I never really understood the presence of static routing on consumer grade routers. But recently, I got the opportunity to try out that functionality in office and tearing out my hair at the same time (read: networking n00b). Documenting the steps here to prevent further hair-loss.
ISP <—> Router A [192.168.0.0/20] <—> Router B [192.168.16.0/24]
WAN IP: DHCP-assigned by ISP
Gateway: DHCP-assigned by ISP
LAN IP: 192.168.0.1
Static route: (Destination) 192.168.16.0, (Netmask) 255.255.255.0, (Gateway) 192.168.0.2, (Interface) LAN
WAN IP: 192.168.0.2
LAN IP: 192.168.16.1
Basically that is all for configuration on both routers for the illustrated setup. For windows machines that are directly connected to Router A [192.168.0.0/20], an incoming rule has to be added to the hosts’ firewall to allow incoming ICMP redirect packets from the Router A, assuming the firewall is enabled.

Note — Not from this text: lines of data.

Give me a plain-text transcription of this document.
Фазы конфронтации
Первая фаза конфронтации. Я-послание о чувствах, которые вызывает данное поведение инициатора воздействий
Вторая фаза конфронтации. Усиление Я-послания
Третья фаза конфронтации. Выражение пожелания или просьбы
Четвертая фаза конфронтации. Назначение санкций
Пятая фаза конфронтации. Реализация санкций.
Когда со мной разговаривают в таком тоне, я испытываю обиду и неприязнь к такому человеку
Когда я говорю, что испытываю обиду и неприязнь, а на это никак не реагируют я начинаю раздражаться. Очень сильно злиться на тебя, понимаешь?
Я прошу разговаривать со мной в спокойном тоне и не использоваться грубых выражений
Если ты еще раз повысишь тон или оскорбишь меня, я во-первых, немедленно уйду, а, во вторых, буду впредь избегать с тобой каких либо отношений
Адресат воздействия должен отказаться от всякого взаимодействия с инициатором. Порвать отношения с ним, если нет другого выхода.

On Windows Vista and above, the following command (run as administrator) will add the rule:
netsh advfirewall firewall add rule name="enable static routing" dir=in action=allow enable=yes profile=private remoteip=defaultgateway protocol=icmpv4:5,any
In English, the command “adds a rule with name ‘enable static routing’, for the incoming direction, that allows traffic to pass, at the same time enabling the rule, for the private profile, only from the default gateway, with ICMP v4 redirect packets”. Tweak as needed.
Yes, it potentially requires configuration on the clients. A more transparent alternative is to dish out static routes to clients via DHCP server and eliminating the need to configure the firewall, but that is out of the scope of this post. Which brings me back to my original thought: if a user need to configure so many items, on both routers and clients, will it be better to provide an option to serve routes via DHCP? Without which, is this whole static routing even suitable for a home user on a home router?